Judge Judy is coming to an end after 25 seasons, but Judge Judy Sheindlin's work as a daytime television judge will continue in another upcoming series. During a recent appearance on The Ellen DeGeneres Show, Sheindlin revealed to Ellen that the 2020-21 season of Judge Judy would serve as the swan song for the long-running series. Sheindlin went on to make it clear she would be back soon enough with a new show called Judy Justice, though she doesn't say which network or outlet will host the new series.

"Next year will be our 25th season, silver anniversary, and CBS sort of felt, I think, they wanted to optimally utilize the repeats of my program. Because now they have 25 years of reruns," Judge Judy Sheindlin told Ellen, suggesting the network axed the show to instead focus on airing repeat episodes to save on production costs. The daytime TV judge also adds: "The following couple of years, you should be able to catch all the reruns that CBS has sold to the stations that are currently carrying Judge Judy, and Judy Justice will be going elsewhere. Isn't that fun?"


When you break down the numbers, it becomes easier to see the reasoning behind the network's decision to cease production on Judge Judy. Through her current contract, Sheindlin is the highest-paid television personality, earning $47 million a year from CBS. The network also signed a deal with Sheindlin to acquire the rights to the entire Judge Judy library, which was reportedly to the tune of nearly $100 million.
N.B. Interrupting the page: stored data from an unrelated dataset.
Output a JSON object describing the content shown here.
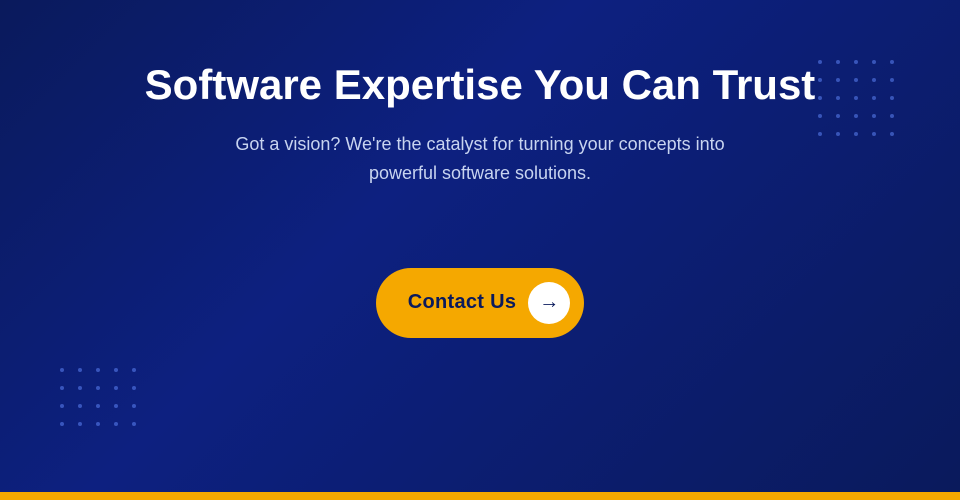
{
  "hero": {
    "title": "Software Expertise You Can Trust",
    "subtitle": "Got a vision? We're the catalyst for turning your concepts into powerful software solutions.",
    "cta_label": "Contact Us",
    "cta_arrow": "→"
  },
  "colors": {
    "background": "#0a1a5c",
    "accent": "#f5a800",
    "text_primary": "#ffffff",
    "text_secondary": "#c8d4f0"
  }
}
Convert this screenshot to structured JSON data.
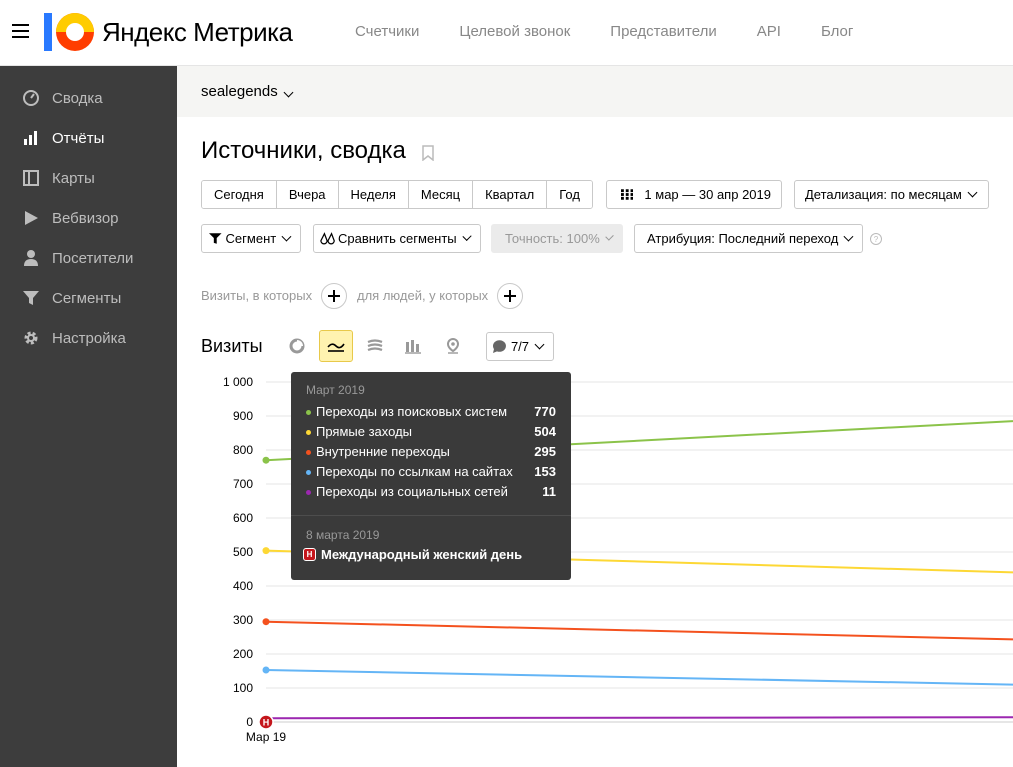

Though certainly a hefty payout, this gives the network over 5,200 hours of Judge Judy repeats, and after the next season ends, they'll no longer have to pay Sheindlin close to $50 million each year for new episodes.


Sheindlin's upcoming switch from one popular television series to a new court show is reminiscent of the path Jerry Springer has taken following the end of The Jerry Springer Show. He has since begun appearing as a judge as the host of his own syndicated court series Judge Jerry, which premiered last fall. Obviously, it's not quite as insane as his talk show was known to be, though Springer's trademark sense of humor works its way into many of the featured small claims court cases. Last month, NBCUniversal ordered a second season of Judge Jerry, and if Springer can find success with a new court show, then television's most-watched judge has a shot at doing the same with Judy Justice.


As noted above, the cancellation of new episodes doesn't necessarily mean Judge Judy is going away, as the series will continue to air reruns on television for the foreseeable future. With an average of nine million viewers a day, the series is television's most-watched court show, but it remains to be seen if Judy Justice will achieve these same levels of success. In any case, expect to see Sheindlin's face on the small screen for many years to come. This news comes to us from The Hollywood Reporter.